The condition of the Polish economy in the European context from 1990-2004, with respect to productivity indicators
DOI:
https://doi.org/10.15584/johass.2018.2.3Keywords:
production’s factor, productivity, labor, capital, pricesAbstract
During the period of transition, Poland came across as a nation of low competitiveness and weak productivity indicators. Low efficiency in the labour factor and weak capital investment were simply the legacy of the command-based economy of the PRL. The present work is based on productivity indicators from Poland for the years 1990-2004 set against the background of the European Union (taking into account its extension in 1995), and the 10 nations which were applying for accession from east-central Europe. The analysis also factors in price changes in the chosen indicators. Despite the continued developmental gulf which is evident in such indicators as GDP per capita when compared with western European nations, the rate of growth fell at the moment of accession (to about 1% year-on-year growth). Classic productivity indicators: capital, labour and land were used in a variety of ways which were passed on from the defunct PRL and the disparate dispersal of resources. Throughout the transition period it is possible to identify a high demand for financial and physical capital, which were both inordinately expensive because of their relative paucity. As a consequence of this, economic development after 1989 was fuelled by imported means of production and loans gained from foreign financial institutions. This was a similar story to other post-communist nations. On the other hand, the abundance of labour which resulted from the restructuring of former state-owned industries and the demographic high of the 1908s, in combination with poor labour and social politics, resulted in a situation in which it was uneconomic to contractually employ people because of the high background costs.
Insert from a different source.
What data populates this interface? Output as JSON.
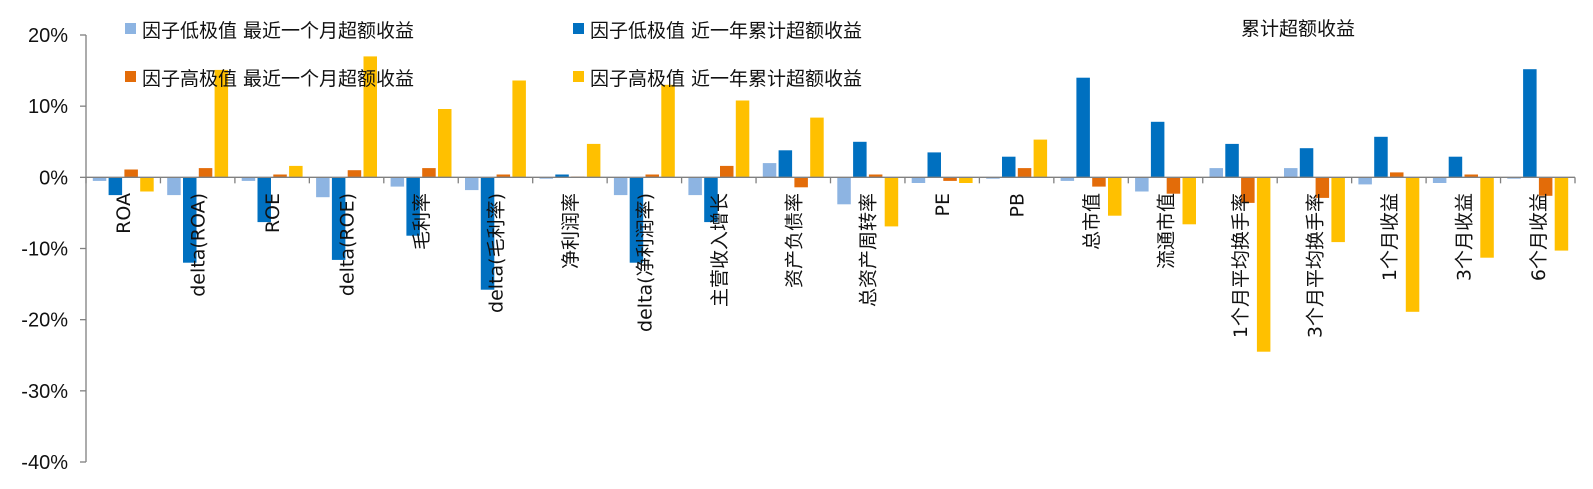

There was an increase in joblessness and an acceleration of the replacement of physical labourers with technological alternatives – even older-generation solutions, meaning the utilisation of worn-out fixed assets. During the period 1992-1999 the capital investment factor was better utilised, while from 2000 labour had a higher level of productivity than capital. This process was the harbinger of a range of momentous macroeconomic changes in the entire economy.